Layne Norton did a back-of-the-envelope calculation and came to the reasonable conclusion that a meal needs to provide roughly 3.2 g of leucine to activate growth pathways. Insulin may be an upstream regulator of mTOR, but it also increases the potency of leucine on the downstream side. This is the why behind my recommendations for 5 g of leucine supplementation per protein shake, for usage with meals and post-workout. Leucine, supplemented at this level, in combination with food and the extra protein should produce a highly anabolic state and the nutrients necessary to sustain it.

Okay, CrossFit chicks are hot, but is it worth becoming weak and puny just to hang out with them?

Supplementing in this way should drive anabolism all day, plus accelerate post-workout gains. Even if you can’t afford to take a protein blend with each meal and only supplement with a fast-acting protein post-workout, I highly recommend investing in leucine to take with each meal and post workout. All of my clients use this protocol to either preserve as much muscle as possible during dieting, recover rapidly from strength training, or pack on lean muscle as quickly as possible.

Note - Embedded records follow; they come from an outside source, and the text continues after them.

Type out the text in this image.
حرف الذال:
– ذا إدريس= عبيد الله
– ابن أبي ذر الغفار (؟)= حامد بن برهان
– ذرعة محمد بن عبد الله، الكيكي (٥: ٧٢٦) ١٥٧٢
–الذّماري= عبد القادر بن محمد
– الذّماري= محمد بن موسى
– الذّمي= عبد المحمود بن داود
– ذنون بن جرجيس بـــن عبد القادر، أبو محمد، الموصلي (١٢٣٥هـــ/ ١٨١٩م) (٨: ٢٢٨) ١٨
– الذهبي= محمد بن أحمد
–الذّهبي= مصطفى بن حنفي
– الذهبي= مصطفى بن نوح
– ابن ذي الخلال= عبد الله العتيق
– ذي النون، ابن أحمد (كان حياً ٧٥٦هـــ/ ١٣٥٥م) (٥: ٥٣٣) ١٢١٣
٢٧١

Someone, after my initial Protein 2.0 article, questioned the safety of leucine supplementation because of a position statement from India, a statement not based on any research, but instead on fear and propaganda. Still, I felt obligated to look into the maximum safe level of leucine ingestion for a healthy individual. Everyone may want to be careful because the maximum safe dosage is over 1000 grams per day (greater than 2 lbs). If you’re eating over two pounds of leucine per day, there may be other issues of greater concern, such as explosive diarrhea, but toxicity is not one of them.

So how do I feel about that 100 bucks Larry Scott owes me now that I know there was a secret in the BCAA mix, one that he didn’t even know? I still want my 100 dollars. The product was junk. I’m not naïve about the supplement industry and magazine ads. I’ve sat and talked with other former Mr. Olympias and they tell how it is: whoever pays you the most, that’s the stuff you say you take. Larry, however, didn’t take money from a company selling crap, he started a company to sell crap with his name on it. Maybe I should be more forgiving because if you can’t find any good products to endorse, you might as well sell your own garbage instead of somebody else’s.